Piri Piri specializes in Portuguese BBQ, which you can find in any Portuguese neighborhood around the world. In a way, it's the Portuguese fast food-sort of. It's sometimes called hot chicken. Essentially, it's a whole chicken, split, and grilled with hot sauce. But the menu, which has a number of traditional Portuguese dishes, had an item I've never heard of—Picadinho. I'm not sure if this is a real traditional dish, or a Piri Piri creation. but I had to have it. Served in a small round casserole, the ingredients include pork, shrimp, smoky chouriço and potatoes in a garlic and white sauce. It turns out this dish is very similar to Carne à Alentejana, with shrimp substituting the usual little neck clams. Also, common with Carne de Porco à Alentejana is the addition of picked cauliflower and carrots and, of course, olives. Whether or not this particular dish has history, it certainly taste authentic Portuguese and Piri Piri does a nice job with it.

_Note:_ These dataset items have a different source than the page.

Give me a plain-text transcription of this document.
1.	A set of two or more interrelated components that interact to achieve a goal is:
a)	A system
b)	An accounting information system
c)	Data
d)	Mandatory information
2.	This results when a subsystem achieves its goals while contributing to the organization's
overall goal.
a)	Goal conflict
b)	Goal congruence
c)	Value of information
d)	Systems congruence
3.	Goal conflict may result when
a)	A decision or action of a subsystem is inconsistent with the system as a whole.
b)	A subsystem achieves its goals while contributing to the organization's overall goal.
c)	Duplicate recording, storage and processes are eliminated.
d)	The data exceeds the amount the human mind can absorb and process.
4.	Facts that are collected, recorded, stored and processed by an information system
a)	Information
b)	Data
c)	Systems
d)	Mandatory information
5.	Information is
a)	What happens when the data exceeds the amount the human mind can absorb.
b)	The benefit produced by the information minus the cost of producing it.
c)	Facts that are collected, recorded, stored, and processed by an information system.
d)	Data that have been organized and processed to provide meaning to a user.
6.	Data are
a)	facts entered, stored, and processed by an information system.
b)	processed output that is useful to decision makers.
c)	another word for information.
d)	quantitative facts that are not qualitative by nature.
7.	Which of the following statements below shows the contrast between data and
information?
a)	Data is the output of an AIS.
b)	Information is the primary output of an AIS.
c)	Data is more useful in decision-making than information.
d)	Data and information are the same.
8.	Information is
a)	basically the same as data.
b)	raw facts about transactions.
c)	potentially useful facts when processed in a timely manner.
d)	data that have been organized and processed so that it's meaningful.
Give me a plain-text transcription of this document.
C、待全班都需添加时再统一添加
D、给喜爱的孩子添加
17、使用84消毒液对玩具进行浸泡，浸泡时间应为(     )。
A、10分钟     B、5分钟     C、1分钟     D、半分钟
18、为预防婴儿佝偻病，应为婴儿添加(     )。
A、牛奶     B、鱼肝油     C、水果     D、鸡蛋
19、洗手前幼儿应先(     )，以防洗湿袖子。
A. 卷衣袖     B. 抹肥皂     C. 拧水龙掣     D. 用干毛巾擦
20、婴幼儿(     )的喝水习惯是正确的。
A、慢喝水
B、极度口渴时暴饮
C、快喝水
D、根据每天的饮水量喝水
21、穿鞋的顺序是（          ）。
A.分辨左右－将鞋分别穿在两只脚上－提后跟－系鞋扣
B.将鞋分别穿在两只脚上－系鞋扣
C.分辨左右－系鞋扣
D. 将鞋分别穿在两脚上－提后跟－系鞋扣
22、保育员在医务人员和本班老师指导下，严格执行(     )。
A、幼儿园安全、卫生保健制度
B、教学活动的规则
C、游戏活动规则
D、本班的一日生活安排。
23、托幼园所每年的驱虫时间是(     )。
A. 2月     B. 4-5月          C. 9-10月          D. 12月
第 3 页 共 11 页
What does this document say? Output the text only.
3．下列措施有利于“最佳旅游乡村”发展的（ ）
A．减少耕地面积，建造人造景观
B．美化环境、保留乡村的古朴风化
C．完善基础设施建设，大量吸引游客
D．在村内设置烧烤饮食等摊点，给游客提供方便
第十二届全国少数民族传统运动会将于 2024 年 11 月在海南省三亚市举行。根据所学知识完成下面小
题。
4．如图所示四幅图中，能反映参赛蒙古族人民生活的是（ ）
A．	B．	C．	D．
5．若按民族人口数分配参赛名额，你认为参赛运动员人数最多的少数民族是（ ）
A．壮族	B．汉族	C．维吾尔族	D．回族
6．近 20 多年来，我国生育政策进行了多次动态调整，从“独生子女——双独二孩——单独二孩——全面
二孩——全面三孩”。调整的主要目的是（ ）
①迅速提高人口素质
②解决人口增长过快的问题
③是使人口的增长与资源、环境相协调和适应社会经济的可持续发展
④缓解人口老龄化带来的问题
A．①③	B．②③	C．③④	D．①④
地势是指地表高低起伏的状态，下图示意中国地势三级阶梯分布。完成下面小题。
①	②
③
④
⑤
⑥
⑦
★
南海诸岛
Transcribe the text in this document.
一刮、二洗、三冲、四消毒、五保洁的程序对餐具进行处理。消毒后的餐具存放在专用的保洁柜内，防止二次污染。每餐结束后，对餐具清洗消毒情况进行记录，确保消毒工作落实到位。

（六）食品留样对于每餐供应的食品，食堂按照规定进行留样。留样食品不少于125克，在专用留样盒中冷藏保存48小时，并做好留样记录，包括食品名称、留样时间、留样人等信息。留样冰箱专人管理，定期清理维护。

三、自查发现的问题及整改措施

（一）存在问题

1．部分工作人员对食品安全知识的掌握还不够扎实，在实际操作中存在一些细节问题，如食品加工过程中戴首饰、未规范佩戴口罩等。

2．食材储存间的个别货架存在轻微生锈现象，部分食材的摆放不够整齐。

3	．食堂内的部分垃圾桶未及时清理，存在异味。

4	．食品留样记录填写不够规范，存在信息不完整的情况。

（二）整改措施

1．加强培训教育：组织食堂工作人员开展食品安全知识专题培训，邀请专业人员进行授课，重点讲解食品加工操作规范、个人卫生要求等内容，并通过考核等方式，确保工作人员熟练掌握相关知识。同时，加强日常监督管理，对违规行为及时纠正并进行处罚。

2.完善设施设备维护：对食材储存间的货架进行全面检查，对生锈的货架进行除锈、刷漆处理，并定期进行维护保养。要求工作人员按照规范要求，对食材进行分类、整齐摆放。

So after a rough start, my meal ended on a pleasant note. I generally don't expect much in terms of service from a restaurant. For me, the best service is service I don't notice. If everything goes right, my full attention is on the meal and the company whose time I'm enjoying in sharing the meal. If you're thinking about stopping in, take a quick look in first, and make sure that if it looks busy that there's more than one person serving the guests, otherwise, you'll be noticing the service more than your meal.